This should be such a simple question, but it never is. For some, it comes down to how many kids they can have, whether that means how many rounds of IVF or adoption they can afford, or how many times they can get pregnant before they feel too old. For others, it’s choice alone, or what they can manage. Still others? How much chaos can they handle. Or how big is their want for another child?
Dave and I talk about this a lot, often inspired by people asking us. (We get asked this and many related questions daily!) The truth is, our opinion changes like our threenager’s moods. And that’s saying something! We know two felt incomplete. We felt three wasn’t the whole family. But we also know there’s a limit. We will not have a sports team. We do not have any desire to raise a small army. We need to fit in a car, with Joy. So that set some sanity parameters. And adding Leah? Full house, full car, full hands and hearts at the moment!!!
Being chosen shouldn’t be novel; we have four beautiful children. And yet, every time we got picked, we felt like the luckiest parents in the world. It feels miraculous and impossible. We marvel every day that these birth families consider us worthy of parenting their incredible children. Their trust and our blessings makes it impossible to take parenting for granted.
We do this together, as a big birth-adoptive family. I didn’t think there could be anything more loving than a family with lots of kids; this zigzagging adoption-founded family we have today is beyond my wildest dreams. We reached out to all our birth families to tell them about this potential match, and answer any questions they had before we flew to California. Everyone cheered us on. The support from our entire extended family, and their happiness at our happiness, is unbelievable. Knowing a whole crew of people are as delighted with our kids as we are feels incredible. Our kids are awash in love.
So how many kids do we want? Apparently four right now! I’ve been scrolling through photos of friends with one or two, reflecting on the freedom we’ve abandoned by ballooning into a “big family”, which means three according to almost everyone we know. I wondered for a split second if we’d miss out on adventures or if our kids would resent our choice.
Tess has been to Italy and France though, and the other kids have been all over the country. They love flying and road trips, staring out the window and yelling things like, “a lake!” or “cattle guard!” Our adventures with them are just beginning. Can you picture Remy’s grin strutting around in Europe? Tess and Leah speaking German with Ute, Tess’ birth great grandmother in Austria? Has to happen.
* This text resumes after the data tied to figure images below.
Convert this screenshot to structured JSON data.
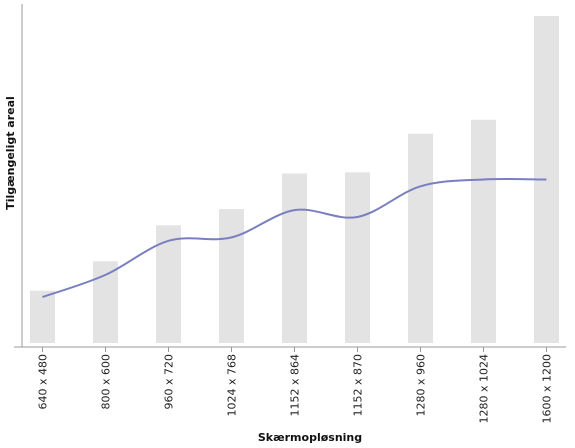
{
  "chart_data": {
    "type": "bar",
    "title": "",
    "xlabel": "Skærmopløsning",
    "ylabel": "Tilgængeligt areal",
    "categories": [
      "640 x 480",
      "800 x 600",
      "960 x 720",
      "1024 x 768",
      "1152 x 864",
      "1152 x 870",
      "1280 x 960",
      "1280 x 1024",
      "1600 x 1200"
    ],
    "series": [
      {
        "type": "bar",
        "values": [
          307200,
          480000,
          691200,
          786432,
          995328,
          1002240,
          1228800,
          1310720,
          1920000
        ]
      },
      {
        "type": "line",
        "values": [
          270000,
          400000,
          600000,
          620000,
          780000,
          740000,
          920000,
          960000,
          960000
        ]
      }
    ],
    "ylim": [
      0,
      1920000
    ],
    "grid": false,
    "colors": {
      "bar": "#e3e3e3",
      "line": "#7a7fc0",
      "axis": "#999999"
    }
  }
}
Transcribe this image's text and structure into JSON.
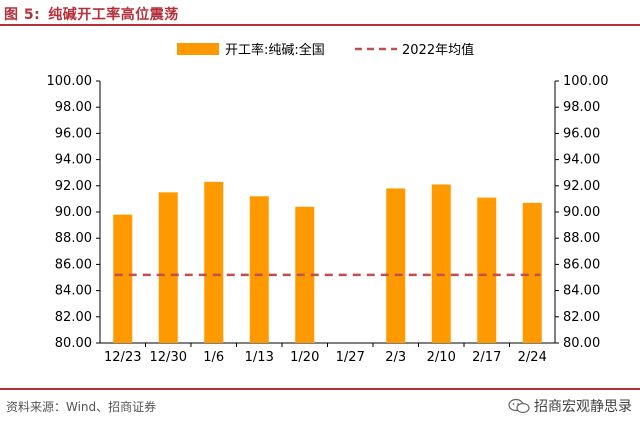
{
  "figure": {
    "label": "图 5:",
    "title": "纯碱开工率高位震荡",
    "source": "资料来源：Wind、招商证券",
    "watermark": "招商宏观静思录"
  },
  "colors": {
    "bar": "#FF9900",
    "average_line": "#C0504D",
    "header_rule": "#b5303a"
  },
  "chart_data": {
    "type": "bar",
    "categories": [
      "12/23",
      "12/30",
      "1/6",
      "1/13",
      "1/20",
      "1/27",
      "2/3",
      "2/10",
      "2/17",
      "2/24"
    ],
    "series": [
      {
        "name": "开工率:纯碱:全国",
        "type": "bar",
        "values": [
          89.8,
          91.5,
          92.3,
          91.2,
          90.4,
          null,
          91.8,
          92.1,
          91.1,
          90.7
        ]
      },
      {
        "name": "2022年均值",
        "type": "line",
        "style": "dashed",
        "value": 85.2
      }
    ],
    "ylim": [
      80,
      100
    ],
    "y_ticks": [
      "80.00",
      "82.00",
      "84.00",
      "86.00",
      "88.00",
      "90.00",
      "92.00",
      "94.00",
      "96.00",
      "98.00",
      "100.00"
    ],
    "y2_ticks": [
      "80.00",
      "82.00",
      "84.00",
      "86.00",
      "88.00",
      "90.00",
      "92.00",
      "94.00",
      "96.00",
      "98.00",
      "100.00"
    ],
    "grid": false,
    "legend": "top"
  }
}
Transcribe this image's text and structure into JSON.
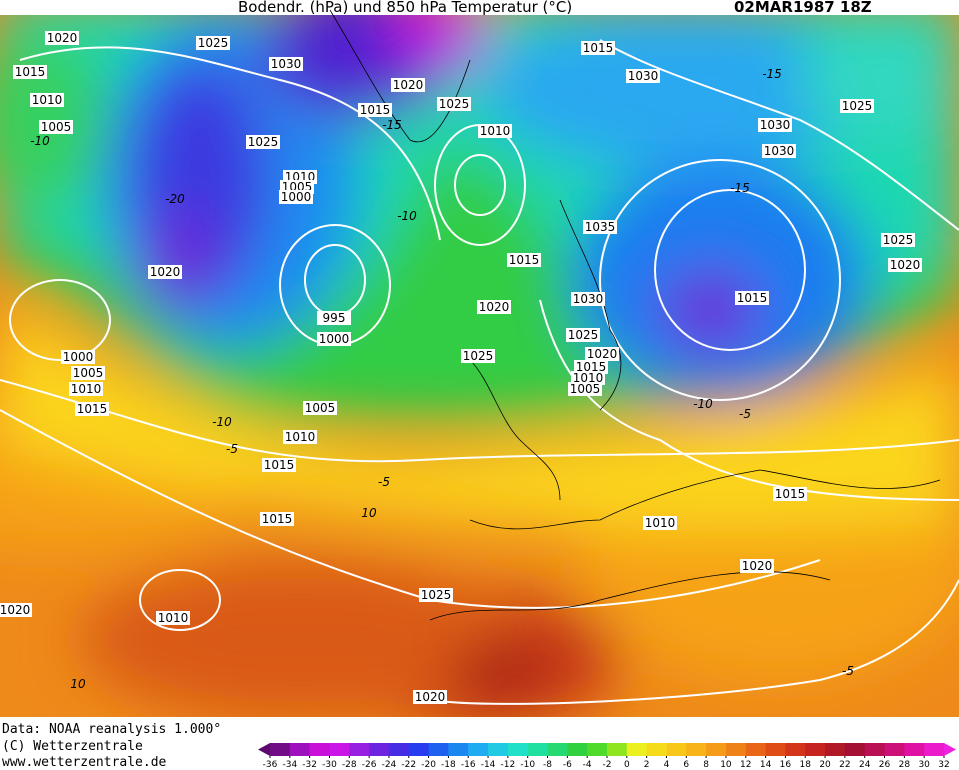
{
  "header": {
    "title": "Bodendr. (hPa) und 850 hPa Temperatur (°C)",
    "date": "02MAR1987 18Z"
  },
  "footer": {
    "lines": [
      "Data: NOAA reanalysis 1.000°",
      "(C) Wetterzentrale",
      "www.wetterzentrale.de"
    ]
  },
  "colorbar": {
    "ticks": [
      -36,
      -34,
      -32,
      -30,
      -28,
      -26,
      -24,
      -22,
      -20,
      -18,
      -16,
      -14,
      -12,
      -10,
      -8,
      -6,
      -4,
      -2,
      0,
      2,
      4,
      6,
      8,
      10,
      12,
      14,
      16,
      18,
      20,
      22,
      24,
      26,
      28,
      30,
      32
    ]
  },
  "isobar_labels": [
    "1020",
    "1025",
    "1015",
    "1030",
    "1010",
    "1005",
    "1015",
    "1020",
    "1025",
    "1025",
    "1010",
    "1005",
    "1000",
    "1020",
    "995",
    "1000",
    "1000",
    "1005",
    "1010",
    "1015",
    "1005",
    "1010",
    "1015",
    "1015",
    "1020",
    "1010",
    "1025",
    "1020",
    "1015",
    "1030",
    "1010",
    "1025",
    "1030",
    "1030",
    "1035",
    "1015",
    "1020",
    "1030",
    "1025",
    "1025",
    "1020",
    "1015",
    "1010",
    "1005",
    "1015",
    "1025",
    "1020",
    "1015",
    "1010",
    "1020"
  ],
  "temperature_labels": [
    "-10",
    "-20",
    "-15",
    "-10",
    "-15",
    "-15",
    "-10",
    "-5",
    "-5",
    "10",
    "10",
    "-5",
    "-10",
    "-5"
  ]
}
David and I were and are those kids from big families. We each have a solid handful of siblings. As kids, we had a different perspective: he loved it, it drove me mad. As adults, I love being part of a big family. My siblings and his siblings make me laugh, comfort me with unorthodox words when I’m down, and never hesitate to tell me if I’m being an idiot or an ass. I need that – maybe more than most.
Leah’s mom, Amy, asked us why we’ve chosen to adopt so many kids from so many backgrounds. We stammered. I’ve never had a good answer to that, but I should have one. I thought about it that whole night. Here it is: Dave and I found a happy, happy life after some really unhappy years before we knew each other. We have so much love! And not everyone gets to have that. We are raising curious, joyful little people, which is the most fulfilling role of our lives. We love being parents, but more importantly we love raising happy kids who believe in themselves and what the world has to offer.
Our kids already know they have something to share with the world and that we believe in them. They know how to take care of someone who gets hurt, and hug each other with abandon. They take care of each other and have a blast together. They dance spontaneously in public, and sing to people when they feel inspired. Neither Tess nor Remy cares whether they look alike or not, and they seem pretty entertained by their differences, when it comes up.
Our kids have different backgrounds, and don’t look alike. We’re not blind to that at all, but celebrate the little differences. For example, we talk about why Remy needs different shampoo than Tess uses. We also talked about how good-looking both of them are! Their awareness and lack of judgment on that front and so many others makes my heart burst. Of course we wanted more of that!
A special shout out to Kerna, Remy’s mom, who just graduated and got a new job! We are so proud of everything she’s achieved. Also, we’re total nerds and getting a degree as an adult is a big deal. Woot! And best wishes to Amy, as she starts a new life in Oregon.
Are you ready for the best news ever? We signed all the paperwork on Wednesday, and on Thursday at noon we were told we could go home. That’s amazingly fast! We got into San Francisco late Thursday night, and flew home Saturday. We are beyond excited to get home!